Identification of Failure Modes
The research identifies five distinct failure modes, providing valuable insights into the vulnerabilities of reasoning models.
Innovative Findings
The discovery that CARG is ineffective for reasoning models and the counterintuitive effectiveness of random confidence embedding are significant contributions to the field.
Demerits
Limited Scope
The study focuses on a specific set of reasoning models and adversarial attacks, which may not be representative of all possible scenarios.
Generalizability
The findings may not be generalizable to other types of reasoning models or different adversarial strategies.

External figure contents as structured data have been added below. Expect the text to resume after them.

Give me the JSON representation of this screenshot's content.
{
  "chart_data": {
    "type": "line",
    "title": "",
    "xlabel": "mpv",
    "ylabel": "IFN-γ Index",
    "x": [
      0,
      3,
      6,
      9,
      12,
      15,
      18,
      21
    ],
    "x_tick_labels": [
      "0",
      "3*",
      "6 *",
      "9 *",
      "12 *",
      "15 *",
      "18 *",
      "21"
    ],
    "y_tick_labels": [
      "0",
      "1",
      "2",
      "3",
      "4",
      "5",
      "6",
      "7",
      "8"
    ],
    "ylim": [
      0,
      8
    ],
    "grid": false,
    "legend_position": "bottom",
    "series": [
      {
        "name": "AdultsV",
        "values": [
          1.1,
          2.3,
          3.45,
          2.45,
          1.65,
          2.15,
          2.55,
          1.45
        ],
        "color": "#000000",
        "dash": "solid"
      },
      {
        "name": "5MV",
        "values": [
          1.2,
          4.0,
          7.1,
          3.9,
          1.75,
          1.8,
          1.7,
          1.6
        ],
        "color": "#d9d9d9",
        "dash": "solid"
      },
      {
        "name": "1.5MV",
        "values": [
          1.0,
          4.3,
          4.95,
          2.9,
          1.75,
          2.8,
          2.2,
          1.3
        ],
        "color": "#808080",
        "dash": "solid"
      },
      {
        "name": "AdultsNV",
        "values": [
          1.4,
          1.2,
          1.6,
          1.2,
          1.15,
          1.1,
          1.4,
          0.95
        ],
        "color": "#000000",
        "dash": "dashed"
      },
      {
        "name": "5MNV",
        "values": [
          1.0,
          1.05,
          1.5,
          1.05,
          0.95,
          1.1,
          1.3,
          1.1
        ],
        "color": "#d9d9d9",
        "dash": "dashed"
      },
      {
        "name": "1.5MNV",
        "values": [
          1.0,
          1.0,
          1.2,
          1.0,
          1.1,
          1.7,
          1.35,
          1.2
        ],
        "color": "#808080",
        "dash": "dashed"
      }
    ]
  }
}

Methodological Constraints
The study relies on specific evaluation metrics and methodologies that may introduce biases or limitations in the results.
Expert Commentary
The article 'Consistency of Large Reasoning Models Under Multi-Turn Attacks' provides a rigorous and insightful analysis of the robustness of advanced reasoning models under adversarial pressure. The study's identification of five failure modes, particularly 'Self-Doubt' and 'Social Conformity,' offers valuable insights into the vulnerabilities of these models. The finding that Confidence-Aware Response Generation (CARG) is ineffective for reasoning models due to overconfidence induced by extended reasoning traces is a significant contribution. The counterintuitive effectiveness of random confidence embedding further underscores the need for innovative approaches to confidence calibration in reasoning models. The study's comprehensive evaluation of nine frontier reasoning models highlights the importance of robust defense mechanisms tailored to the unique characteristics of reasoning models. The implications of this research extend to both practical applications and policy considerations, emphasizing the need for ethical and secure AI development.
Recommendations
- ✓ Further research should explore a broader range of adversarial strategies and reasoning models to enhance the generalizability of the findings.
- ✓ Developing and implementing redesigned defense mechanisms that address the specific vulnerabilities identified in reasoning models is crucial for enhancing their robustness.